Google.com consistently commands over 90 percent of the UK’s online search market, which has not only left its competitors scrambling for the last remaining morsels of market share, but has also sparked EU investigations into whether or not the search giant is acting in an anti-competitive manner.
However, it cannot be denied that Google offers an unrivalled service in the consumer search market. This has created an opportunity, argues Matt Eichner, Google’s general manager of enterprise search, to learn from Google’s experiences in this area and deliver similar services to the enterprise.
“If you look at Google in the search space, we are taking that consumer expectation that we developed on Google.com and packaged both the user interface and the algorithms behind it into an enterprise appliance,” says Eichner.
Google’s search appliance is an out-of-the-box solution that integrates with enterprise applications and can scale to support billions of documents. It can search 220 file types, including HTML, PDF, Microsoft Office and Lotus, and is supported by a number of security protocols, including single sign-on mechanisms.
Eichner says: “The appliance offers you an out-of-the-box experience that delivers the relevance that you come to expect from Google.com. It can be very powerful and it takes into consideration the enterprise context, such as security rules.”
“At Google we have billions of queries from Google.com coming in every day that we are able to analyse and deliver an enterprise tool that balances human behaviour and search relevance.”
Big Data is in the eye of the beholder
Advanced enterprise search capabilities are being driven by the growth of ‘Big Data’. This sees enterprises having to deal with unprecedented amounts of information due to increased capabilities to record data through mobile, online, social media and sensors.
Eichner describes Google as the world’s “biggest big data problem”, which has allowed it to focus on performance and scale. However, he is also keen to point out that it isn’t only organisations with billions of documents that need a sophisticated search tool.
“Big data is in the eye of the beholder. If I gave you 500,000 documents, which doesn’t sound like a lot, and I said to you find something in there – you would look at me and say, 'can I use a search engine?'” he says.
“From your perspective, 500,000 would be big data. We often lose sight of that. Insight needs to be delivered when you have more data than you can process. This can come in the form of 500,000 documents or hundreds of millions of documents.”
He adds: “The real mandate in the world today is to get up the competitive stack by being more knowledgeable about what you are doing more quickly – that’s the nature of the information economy.

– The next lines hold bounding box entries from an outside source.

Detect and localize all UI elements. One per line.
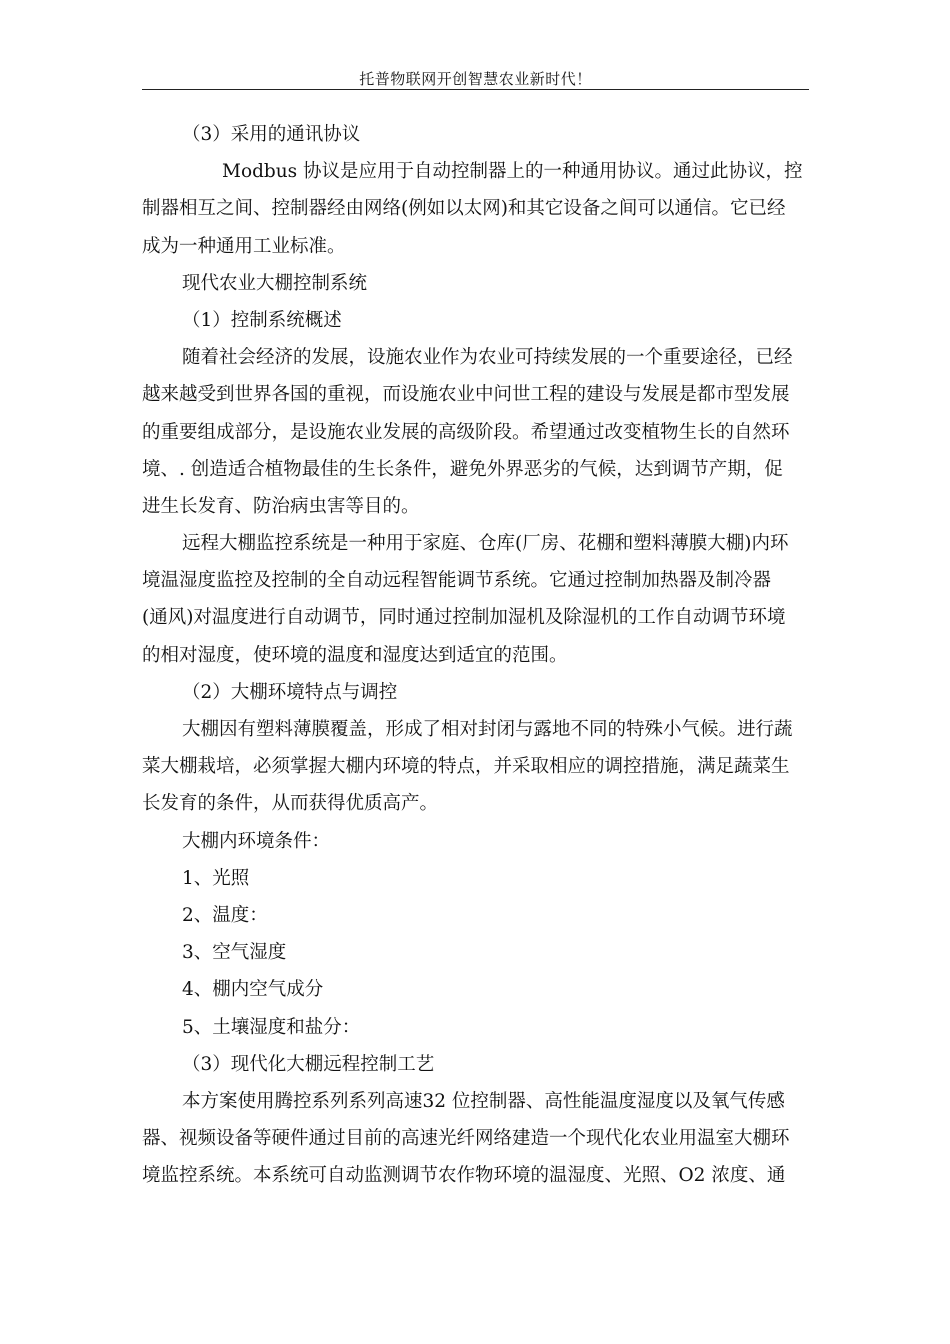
text-line: 境、. 创造适合植物最佳的生长条件，避免外界恶劣的气候，达到调节产期，促 xyxy=(142,458,783,480)
section-heading-remote-control: （3）现代化大棚远程控制工艺 xyxy=(182,1053,435,1075)
text-line: 长发育的条件，从而获得优质高产。 xyxy=(142,793,439,815)
text-line: 的相对湿度，使环境的温度和湿度达到适宜的范围。 xyxy=(142,644,568,666)
list-item: 4、棚内空气成分 xyxy=(182,979,324,1001)
text-line: 境监控系统。本系统可自动监测调节农作物环境的温湿度、光照、O2 浓度、通 xyxy=(142,1165,786,1187)
section-heading-overview: （1）控制系统概述 xyxy=(182,309,342,331)
text-line: 菜大棚栽培，必须掌握大棚内环境的特点，并采取相应的调控措施，满足蔬菜生 xyxy=(142,756,790,778)
section-heading-system: 现代农业大棚控制系统 xyxy=(182,272,368,294)
header-rule xyxy=(142,89,809,90)
text-line: 进生长发育、防治病虫害等目的。 xyxy=(142,495,420,517)
document-body xyxy=(142,116,812,1194)
text-line: 境温湿度监控及控制的全自动远程智能调节系统。它通过控制加热器及制冷器 xyxy=(142,570,772,592)
text-line: 器、视频设备等硬件通过目前的高速光纤网络建造一个现代化农业用温室大棚环 xyxy=(142,1128,790,1150)
section-heading-protocol: （3）采用的通讯协议 xyxy=(182,124,361,145)
text-line: 随着社会经济的发展，设施农业作为农业可持续发展的一个重要途径，已经 xyxy=(182,347,793,369)
section-heading-environment: （2）大棚环境特点与调控 xyxy=(182,681,398,703)
list-item: 2、温度： xyxy=(182,904,268,926)
text-line: 越来越受到世界各国的重视，而设施农业中问世工程的建设与发展是都市型发展 xyxy=(142,384,790,406)
text-line: 的重要组成部分，是设施农业发展的高级阶段。希望通过改变植物生长的自然环 xyxy=(142,421,790,443)
list-item: 1、光照 xyxy=(182,867,250,889)
text-line: (通风)对温度进行自动调节，同时通过控制加湿机及除湿机的工作自动调节环境 xyxy=(142,607,786,629)
page-header-title: 托普物联网开创智慧农业新时代！ xyxy=(359,70,592,88)
text-line: Modbus 协议是应用于自动控制器上的一种通用协议。通过此协议，控 xyxy=(222,161,803,183)
text-line: 本方案使用腾控系列系列高速32 位控制器、高性能温度湿度以及氧气传感 xyxy=(182,1090,785,1112)
text-line: 制器相互之间、控制器经由网络(例如以太网)和其它设备之间可以通信。它已经 xyxy=(142,198,786,220)
list-item: 3、空气湿度 xyxy=(182,942,287,964)
list-item: 5、土壤湿度和盐分： xyxy=(182,1016,361,1038)
list-heading: 大棚内环境条件： xyxy=(182,830,331,852)
text-line: 成为一种通用工业标准。 xyxy=(142,235,346,257)
text-line: 远程大棚监控系统是一种用于家庭、仓库(厂房、花棚和塑料薄膜大棚)内环 xyxy=(182,533,789,555)
text-line: 大棚因有塑料薄膜覆盖，形成了相对封闭与露地不同的特殊小气候。进行蔬 xyxy=(182,719,793,740)
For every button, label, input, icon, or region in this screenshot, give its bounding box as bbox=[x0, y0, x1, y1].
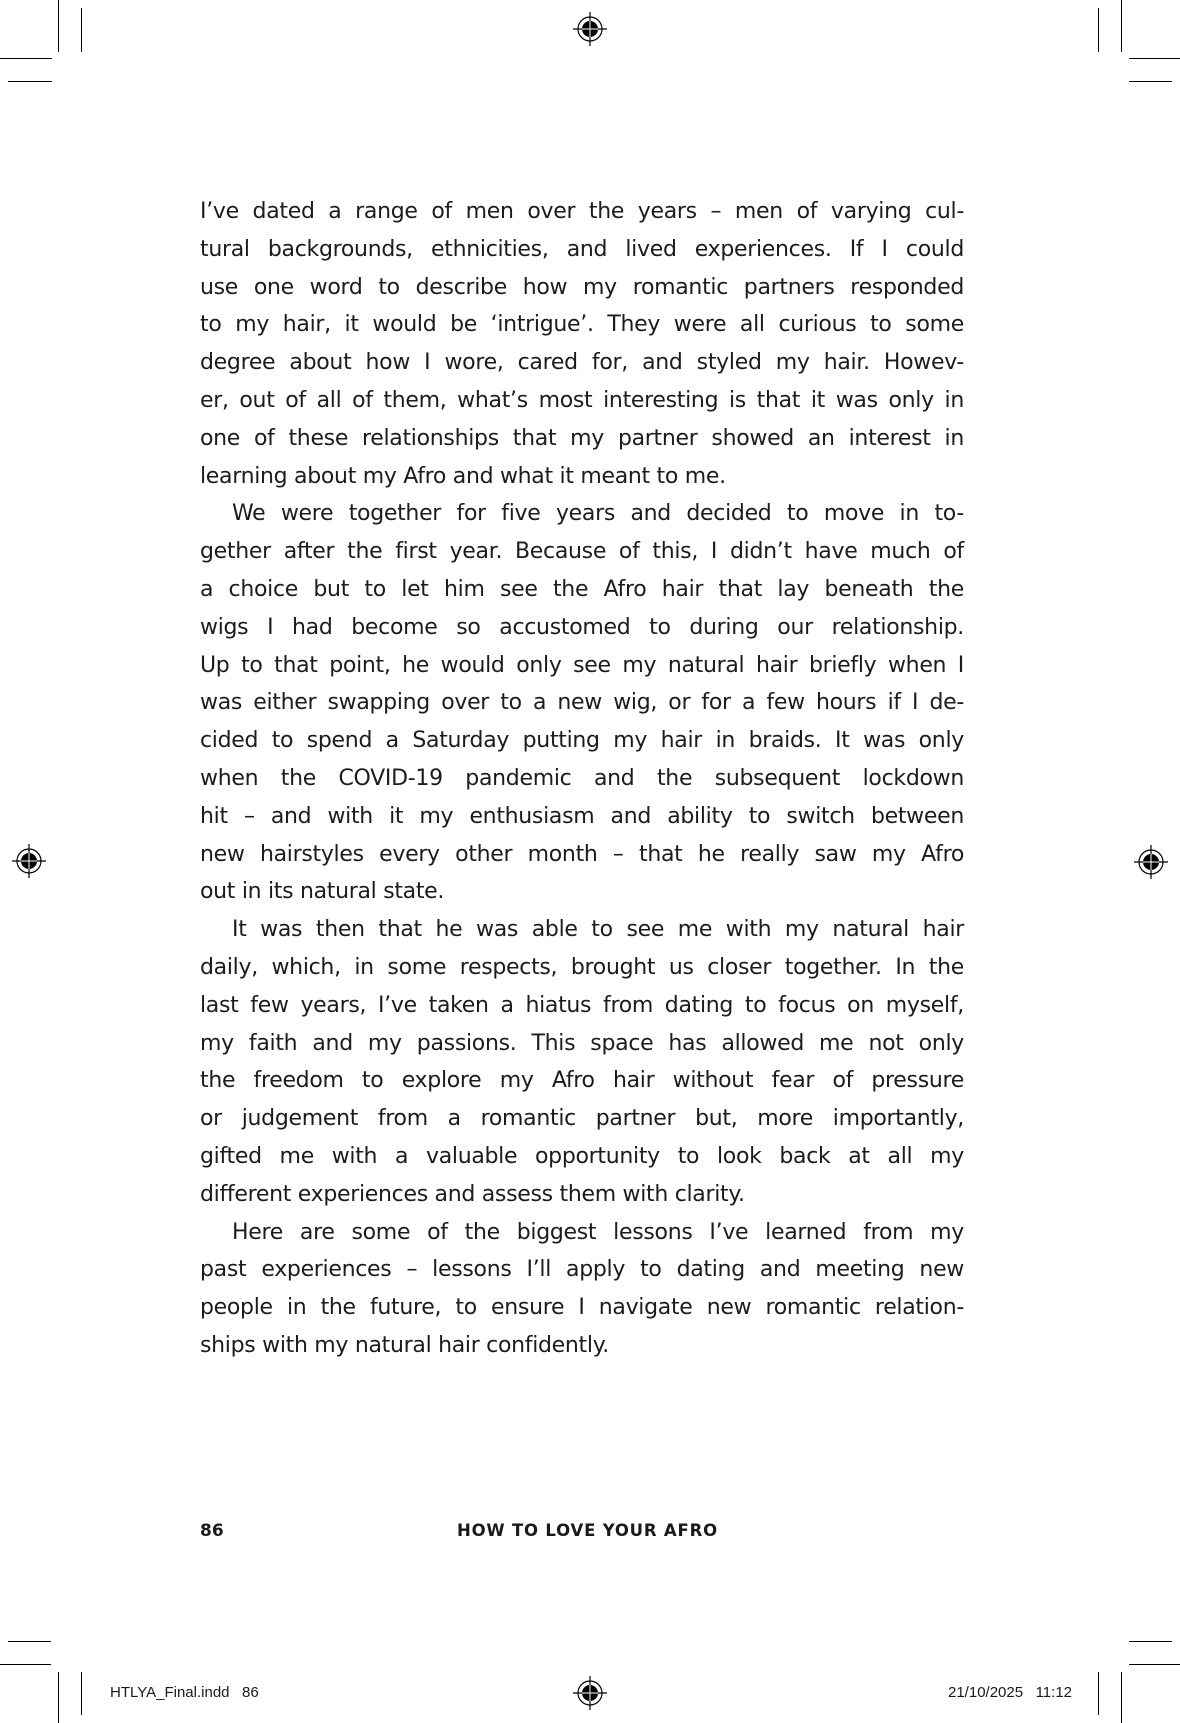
text-line: cided to spend a Saturday putting my hair in braids. It was only bbox=[200, 728, 964, 754]
crop-mark-top-left-h1 bbox=[0, 58, 52, 59]
crop-mark-top-left-v2 bbox=[81, 8, 82, 52]
text-line: or judgement from a romantic partner but, more importantly, bbox=[200, 1106, 964, 1132]
crop-mark-bottom-right-v2 bbox=[1121, 1672, 1122, 1723]
text-line: gifted me with a valuable opportunity to look back at all my bbox=[200, 1143, 964, 1169]
text-line: er, out of all of them, what’s most interesting is that it was only in bbox=[200, 387, 964, 413]
text-line: to my hair, it would be ‘intrigue’. They were all curious to some bbox=[200, 312, 964, 338]
text-line: people in the future, to ensure I navigate new romantic relation- bbox=[200, 1295, 964, 1321]
text-line: past experiences – lessons I’ll apply to dating and meeting new bbox=[200, 1257, 964, 1283]
page-number: 86 bbox=[200, 1521, 224, 1541]
text-line: new hairstyles every other month – that he really saw my Afro bbox=[200, 841, 964, 867]
crop-mark-bottom-right-v1 bbox=[1098, 1672, 1099, 1715]
text-line: gether after the first year. Because of this, I didn’t have much of bbox=[200, 539, 964, 565]
text-line: hit – and with it my enthusiasm and ability to switch between bbox=[200, 803, 964, 829]
text-line: out in its natural state. bbox=[200, 879, 445, 905]
crop-mark-top-left-h2 bbox=[8, 81, 52, 82]
crop-mark-top-left-v1 bbox=[58, 0, 59, 52]
text-line: daily, which, in some respects, brought us closer together. In the bbox=[200, 954, 964, 980]
text-line: my faith and my passions. This space has allowed me not only bbox=[200, 1030, 964, 1056]
text-line: last few years, I’ve taken a hiatus from dating to focus on myself, bbox=[200, 992, 964, 1018]
text-line: the freedom to explore my Afro hair without fear of pressure bbox=[200, 1068, 964, 1094]
running-head: HOW TO LOVE YOUR AFRO bbox=[457, 1521, 718, 1540]
text-line: different experiences and assess them with clarity. bbox=[200, 1181, 745, 1207]
text-line: I’ve dated a range of men over the years – men of varying cul- bbox=[200, 199, 964, 224]
slug-file-name: HTLYA_Final.indd 86 bbox=[110, 1684, 259, 1701]
text-line: tural backgrounds, ethnicities, and lived experiences. If I could bbox=[200, 236, 964, 262]
paragraph bbox=[200, 193, 964, 495]
crop-mark-bottom-left-v2 bbox=[81, 1672, 82, 1715]
crop-mark-bottom-left-h2 bbox=[0, 1664, 51, 1665]
text-line: learning about my Afro and what it meant to me. bbox=[200, 463, 726, 489]
text-line: Here are some of the biggest lessons I’ve learned from my bbox=[232, 1219, 964, 1245]
registration-mark-icon bbox=[9, 841, 49, 881]
crop-mark-top-right-v1 bbox=[1098, 8, 1099, 52]
text-line: was either swapping over to a new wig, or for a few hours if I de- bbox=[200, 690, 964, 716]
paragraph bbox=[200, 1214, 964, 1365]
text-line: wigs I had become so accustomed to during our relationship. bbox=[200, 614, 964, 640]
paragraph bbox=[200, 495, 964, 911]
text-line: when the COVID-19 pandemic and the subsequent lockdown bbox=[200, 765, 964, 791]
crop-mark-bottom-right-h1 bbox=[1129, 1641, 1172, 1642]
registration-mark-icon bbox=[1131, 842, 1171, 882]
crop-mark-bottom-right-h2 bbox=[1129, 1664, 1180, 1665]
registration-mark-icon bbox=[570, 9, 610, 49]
slug-datetime: 21/10/2025 11:12 bbox=[948, 1684, 1072, 1701]
registration-mark-icon bbox=[570, 1673, 610, 1713]
text-line: Up to that point, he would only see my natural hair briefly when I bbox=[200, 652, 964, 678]
text-line: ships with my natural hair confidently. bbox=[200, 1332, 609, 1358]
text-line: one of these relationships that my partner showed an interest in bbox=[200, 425, 964, 451]
crop-mark-top-right-h1 bbox=[1129, 58, 1180, 59]
paragraph bbox=[200, 911, 964, 1213]
crop-mark-top-right-v2 bbox=[1121, 0, 1122, 52]
text-line: We were together for five years and decided to move in to- bbox=[232, 501, 964, 527]
text-line: degree about how I wore, cared for, and styled my hair. Howev- bbox=[200, 350, 964, 376]
crop-mark-bottom-left-v1 bbox=[58, 1672, 59, 1723]
crop-mark-bottom-left-h1 bbox=[8, 1641, 51, 1642]
crop-mark-top-right-h2 bbox=[1129, 81, 1172, 82]
text-line: use one word to describe how my romantic partners responded bbox=[200, 274, 964, 300]
body-text bbox=[200, 193, 964, 1365]
text-line: a choice but to let him see the Afro hair that lay beneath the bbox=[200, 576, 964, 602]
text-line: It was then that he was able to see me with my natural hair bbox=[232, 917, 964, 943]
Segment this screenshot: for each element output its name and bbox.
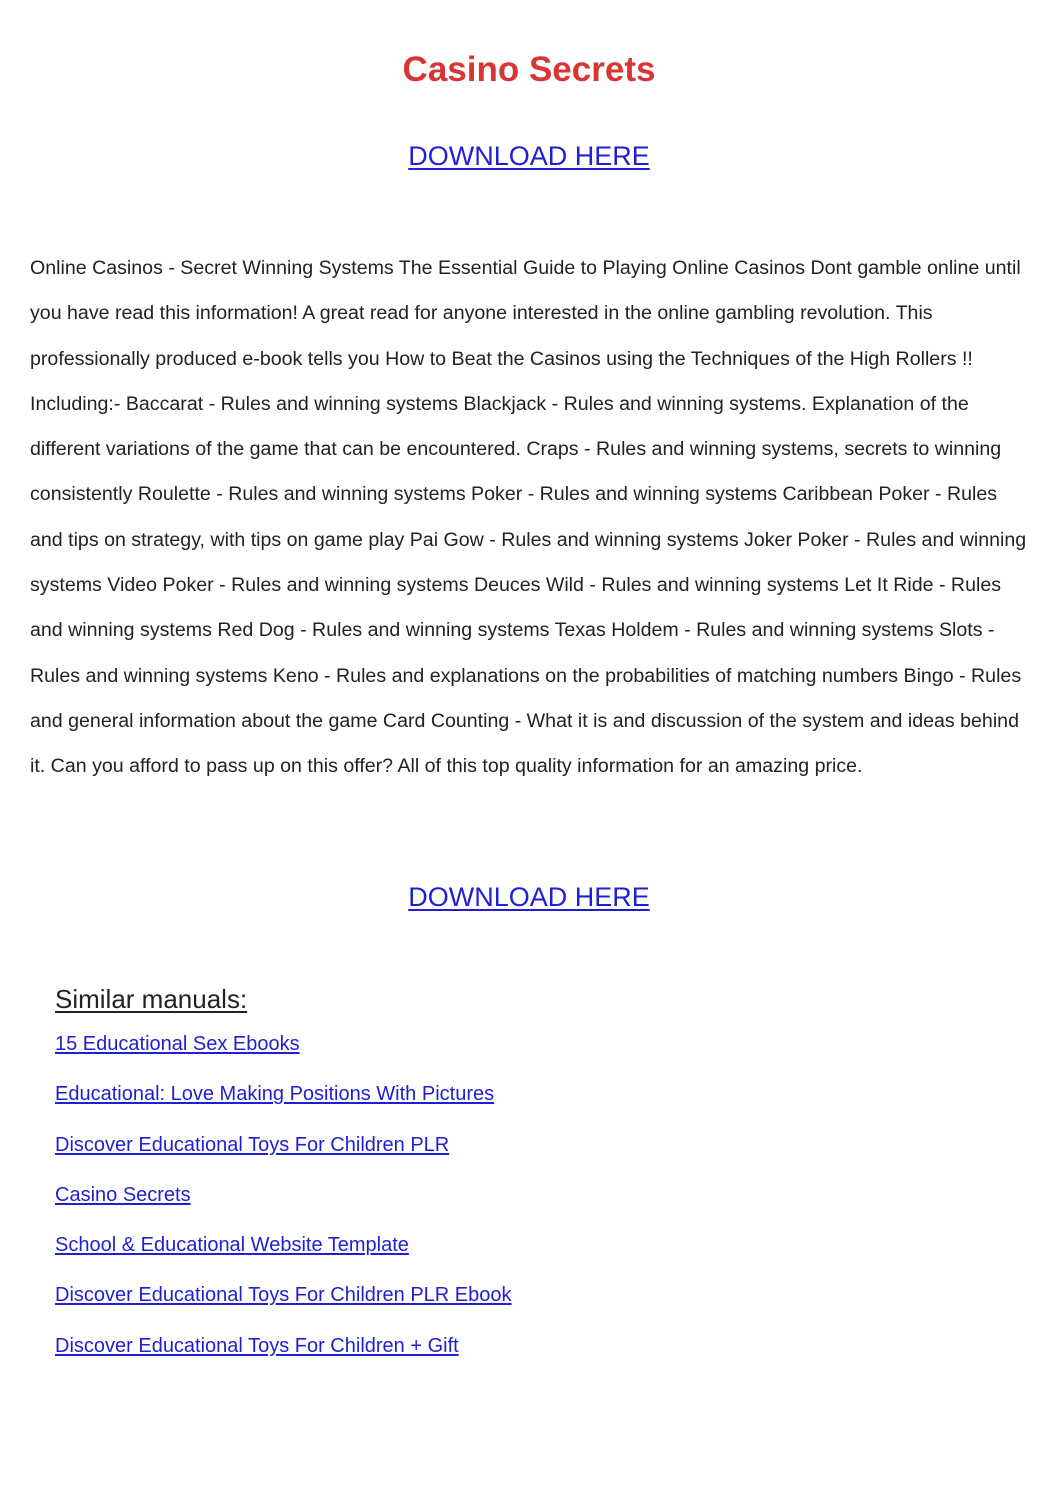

“The imperative is to get better at assimilating the knowledge you have and acting on it. The inverse of this is if you have big data and you don’t have insight. That’s the equivalent of saying ‘I’ll take a guess, I won’t use the information and I’ll take a guess’”.
Open source does have a role within the enterprise
However, despite Google’s undeniable advantage in search experience in the consumer space, open source projects, such as Apache, have been making strong headway in the enterprise market. Eichner admits that these open-source tools can be extremely powerful, but also suggests that for searching across multiple applications the in-house skills required on an open source project would be too much of a drain on many organisations.
“Open source does have a role within enterprise search. If you have a lot of engineers and your goal is to adapt search to one specific application, then it works well. The Original Equipment Manufacturer (OEM) market is a classic example where companies have the internal engineering departments and competencies to manipulate the search outcome to be very specific to a single system – open source is a great for that,” says Eichner.
“However, when you like the idea of universal search and searching across multiple systems, much like Google on the web, I think it falls down. It doesn’t have the search relevance capabilities and it requires expensive PhD expertise to establish how that relevance should be calculated.”
Open source tools also then require enterprises to fine-tune the infrastructure, the hard drive and the CPU, something Eichner says can be really hard when compared with an out-of-the-box alternative.
Finding talent isn't easy
Another thing that is difficult is finding highly skilled scientists and engineers – which Eichner refers to as PhDs.
“One of the hardest things Google has to do is hire talented people. Imagine if you were trying to recreate the thousands of engineers at Google focused on search within your organisation – that’s hard,” says Eichner.
“It’s not that you couldn’t. Facebook has a great engineering team, but the question you have to ask is, is that you core competency? Hopefully your PhDs are doing something that is more related to your core business, not search."
He adds: “Google’s intention is to deliver the value of those thousands of Google engineers back into the package so that you can start at a higher threshold. You can still tune it from there, adapt it to your needs, but your starting point is going to be a lot more mature.”
Finally, Eichner is keen to urge organisations to consider the before and after value of implementing an advanced enterprise search tool, something which he says doesn’t happen often enough.
“I wish people would do this because it would allow them to invest more in advocating information visibility within their enterprise," he says.
“I sometimes use the example of two search boxes and put them next to each other. I’ll then say the one on the left is cheaper and the one on the right is more expensive, which one do you want? I can see people thinking the one on the left."
He adds: “I’ll then use the same example, except with two airplanes. You can then see people’s answer start to change because now it is important and it matters. That’s the challenge for us.”